ESRB to Label Video Games Containing Loot Boxes and In-Game Purchases
This is a poker news site. As such, I am once again going to write about video game microtransactions and loot boxes. Hey, poker is gambling and loot boxes are tangentially related to gambling, so it all works, right? And while I have written plenty on the subject of late, there was fairly big news Tuesday as the Entertainment Software Rating Board (ESRB), the organization that puts those age ratings on video games, announced that it will start putting an “In-Game Purchases” label on physical video game packaging, with similar labels to come for downloadable games.
Anyone who has played video games – especially mobile games and free-to-play games – in the past few years should be very familiar with in-game purchases. Many games encourage players to buy items that can help them in the game, items that are purely cosmetic, in-game currency, additional gameplay time (for many free-to-play games), and more. Many of these purchases amount to a dollar or less, though individual purchases can reach into the hundreds of dollars. Over time, even “microtransactions” can add-up.
And while real-money online poker is a different thing from video games and therefore has nothing to do with the ESRB’s announcement, it will be interesting to see if the new game label affects play-money poker at all. Zynga Poker is the most popular “social” online poker game in the industry; people can play via mobile apps and on Facebook. It is completely free to play, but when I tested my skill at the tables on Facebook, I was bombarded with banners and buttons and messages galore, all encouraging me to pay for chips and virtual trinkets with real money. It looked like an early poker boom affiliate banner farm. Hell, I’m as internet savvy as they come and even I clicked on something that I thought was a regular game feature that turned out to be a real-money purchase offer.
The ESRB’s decision was likely spurred on by the increasing prevalence of loot boxes in video games. Loot boxes come in different forms depending on the game (in Fortnite, they are actually llama piñatas), but they are all basically the same in application: boxes filled with mystery items for use in the game.
Gamers know what sort of items could be in the loot boxes, but they don’t usually know exactly what will be enclosed. The hope is that the item is very helpful or extremely rare (and perhaps valuable for resale in-game, if such a feature is available), but the items are usually common and even if useful, fairly unexciting for the player.
In some games, loot box items are purely cosmetic and have no effect on the game – they might be a character costume, for instance – while in other games, loot box items could give a benefit to the player such as a powerful weapon or a special ability that gives them an advantage against other players. Personally, as a gamer myself, I don’t mind the former and loathe the latter.

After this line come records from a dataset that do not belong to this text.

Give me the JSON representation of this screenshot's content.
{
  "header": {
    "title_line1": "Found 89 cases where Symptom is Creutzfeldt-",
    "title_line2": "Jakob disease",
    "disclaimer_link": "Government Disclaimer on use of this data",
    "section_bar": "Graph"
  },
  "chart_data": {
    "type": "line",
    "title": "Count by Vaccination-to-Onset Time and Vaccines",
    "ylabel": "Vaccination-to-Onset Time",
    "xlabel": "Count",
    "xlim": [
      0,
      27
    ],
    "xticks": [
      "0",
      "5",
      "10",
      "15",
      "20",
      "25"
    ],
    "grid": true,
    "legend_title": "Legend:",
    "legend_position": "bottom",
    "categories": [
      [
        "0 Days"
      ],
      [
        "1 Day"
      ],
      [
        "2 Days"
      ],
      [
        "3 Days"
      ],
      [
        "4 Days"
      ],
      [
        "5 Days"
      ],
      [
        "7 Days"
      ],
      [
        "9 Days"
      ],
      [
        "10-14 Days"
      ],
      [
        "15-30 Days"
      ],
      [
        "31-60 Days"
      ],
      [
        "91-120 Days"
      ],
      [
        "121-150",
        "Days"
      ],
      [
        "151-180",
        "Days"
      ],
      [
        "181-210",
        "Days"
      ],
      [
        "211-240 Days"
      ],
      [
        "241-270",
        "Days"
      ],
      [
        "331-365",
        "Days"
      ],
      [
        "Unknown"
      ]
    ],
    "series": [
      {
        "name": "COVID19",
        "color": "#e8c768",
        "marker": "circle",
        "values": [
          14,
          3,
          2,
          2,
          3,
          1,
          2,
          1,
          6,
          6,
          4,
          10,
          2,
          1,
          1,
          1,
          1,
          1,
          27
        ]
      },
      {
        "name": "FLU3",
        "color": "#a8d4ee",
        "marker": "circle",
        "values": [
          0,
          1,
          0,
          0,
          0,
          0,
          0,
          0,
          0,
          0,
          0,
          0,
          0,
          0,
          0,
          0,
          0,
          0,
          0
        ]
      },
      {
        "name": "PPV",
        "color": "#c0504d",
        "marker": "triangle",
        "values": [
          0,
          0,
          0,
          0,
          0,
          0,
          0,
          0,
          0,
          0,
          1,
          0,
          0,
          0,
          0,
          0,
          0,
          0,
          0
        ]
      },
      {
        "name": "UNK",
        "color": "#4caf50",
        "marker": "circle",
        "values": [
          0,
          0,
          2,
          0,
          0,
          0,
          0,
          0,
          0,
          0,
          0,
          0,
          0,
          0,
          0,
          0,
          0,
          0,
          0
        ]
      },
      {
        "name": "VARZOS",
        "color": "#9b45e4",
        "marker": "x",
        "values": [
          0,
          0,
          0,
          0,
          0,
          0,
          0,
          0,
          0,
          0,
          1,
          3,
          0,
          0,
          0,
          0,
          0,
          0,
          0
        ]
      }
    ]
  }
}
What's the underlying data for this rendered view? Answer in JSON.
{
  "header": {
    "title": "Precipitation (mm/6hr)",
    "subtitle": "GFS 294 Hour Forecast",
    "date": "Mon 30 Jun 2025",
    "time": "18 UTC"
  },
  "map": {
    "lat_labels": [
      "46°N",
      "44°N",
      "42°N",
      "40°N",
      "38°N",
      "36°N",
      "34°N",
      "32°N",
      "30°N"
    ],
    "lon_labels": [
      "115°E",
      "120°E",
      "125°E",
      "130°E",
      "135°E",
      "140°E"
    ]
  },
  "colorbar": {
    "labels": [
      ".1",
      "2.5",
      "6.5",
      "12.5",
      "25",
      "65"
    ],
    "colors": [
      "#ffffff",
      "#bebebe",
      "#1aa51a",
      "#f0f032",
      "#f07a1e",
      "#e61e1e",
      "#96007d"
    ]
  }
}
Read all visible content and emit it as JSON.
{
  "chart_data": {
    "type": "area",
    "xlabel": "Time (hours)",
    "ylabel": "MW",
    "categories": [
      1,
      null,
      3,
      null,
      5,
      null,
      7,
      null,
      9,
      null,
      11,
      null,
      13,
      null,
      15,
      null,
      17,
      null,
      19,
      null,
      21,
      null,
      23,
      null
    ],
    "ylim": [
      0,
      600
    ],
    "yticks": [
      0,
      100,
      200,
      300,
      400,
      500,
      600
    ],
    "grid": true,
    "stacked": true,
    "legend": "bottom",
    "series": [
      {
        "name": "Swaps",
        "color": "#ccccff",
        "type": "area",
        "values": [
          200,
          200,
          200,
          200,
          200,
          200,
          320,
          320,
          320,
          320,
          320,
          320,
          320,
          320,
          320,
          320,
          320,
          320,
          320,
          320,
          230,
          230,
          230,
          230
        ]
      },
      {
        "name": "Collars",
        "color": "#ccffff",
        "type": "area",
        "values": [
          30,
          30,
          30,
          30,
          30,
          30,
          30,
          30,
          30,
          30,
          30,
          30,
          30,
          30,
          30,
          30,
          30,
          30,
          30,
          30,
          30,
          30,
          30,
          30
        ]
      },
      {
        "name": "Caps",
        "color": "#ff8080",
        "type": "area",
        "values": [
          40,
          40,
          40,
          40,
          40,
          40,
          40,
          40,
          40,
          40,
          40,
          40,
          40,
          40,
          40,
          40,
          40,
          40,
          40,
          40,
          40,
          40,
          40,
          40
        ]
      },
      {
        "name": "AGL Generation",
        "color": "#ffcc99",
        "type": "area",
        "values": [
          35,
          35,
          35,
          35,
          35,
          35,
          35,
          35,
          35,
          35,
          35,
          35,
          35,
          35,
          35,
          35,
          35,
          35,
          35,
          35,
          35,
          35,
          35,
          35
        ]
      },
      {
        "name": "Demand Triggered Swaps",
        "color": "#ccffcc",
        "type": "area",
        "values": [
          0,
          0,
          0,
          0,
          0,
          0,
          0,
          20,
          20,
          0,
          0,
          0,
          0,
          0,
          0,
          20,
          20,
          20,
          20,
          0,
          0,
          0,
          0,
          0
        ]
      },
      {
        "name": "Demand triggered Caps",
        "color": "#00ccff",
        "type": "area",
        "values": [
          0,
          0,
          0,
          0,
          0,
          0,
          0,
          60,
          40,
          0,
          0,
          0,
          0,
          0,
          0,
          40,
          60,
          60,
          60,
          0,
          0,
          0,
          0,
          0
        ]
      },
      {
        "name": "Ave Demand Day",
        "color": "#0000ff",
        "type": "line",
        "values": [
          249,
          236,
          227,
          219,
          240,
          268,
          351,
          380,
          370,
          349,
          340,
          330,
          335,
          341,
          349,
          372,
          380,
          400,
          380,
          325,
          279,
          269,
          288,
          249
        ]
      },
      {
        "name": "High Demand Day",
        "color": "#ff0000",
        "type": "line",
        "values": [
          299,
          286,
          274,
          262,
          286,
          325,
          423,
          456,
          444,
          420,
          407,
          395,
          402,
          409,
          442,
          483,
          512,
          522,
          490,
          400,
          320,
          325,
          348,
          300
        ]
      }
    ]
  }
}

Again, depending on the game, loot boxes can be earned through gameplay, can be purchased with in-game currency, or can be purchased with real money (or, combining these, can be purchased with in-game currency that can be bought with real money).
I write about this not just because I play games that have loot boxes, but also because many people (including myself) see them as gambling. Now, I have never bought a loot box – I only open ones I earn through my regular game play – but think about what happens with people who do purchase them. They spend money, hoping to win the items that they desire or have some sort of significant in-game value. It’s very much like playing the slots. Last year, the ESRB said that loot boxes were not gambling because players always receive something (whereas in slots you often win absolutely nothing) and the items have no real-world monetary value. But honestly, to me that’s just a technicality. Loot boxes, when purchased with real money or in-game currency that itself is purchased with real money, are gambling. You are spending money without knowing what you will get or if it will be worthwhile. And people do get addicted to this mechanism.
Because I am a gamer, I am well-versed in loot boxes and in-game transactions and have educated my kids on the matter. They know not to try to buy anything without my permission (I also turn off in-game purchasing or make sure there is no credit card info stored whenever possible). But many parents know nothing about these things. Thus, prominent labels warning that the games have in-game purchases available are a good first step.
In the announcement, ESRB president Patricia Vance said:
The video game industry is evolving and innovating continually, as is the ESRB rating system. ESRB’s goal is to ensure that parents have the most up-to-date and comprehensive tools at their disposal to help them decide which games are appropriate for their children. With the new In-Game Purchases interactive element coming to physical games, parents will know when a game contains offers for players to purchase additional content. Moreover, we will be expanding our efforts to educate parents about the controls currently at their disposal to manage in-game spending before their kids press ‘Start’.
The ESRB has also setup a website, ParentalTools.org, to help educate parents on in-game purchases and how to activate parental controls on different gaming platforms.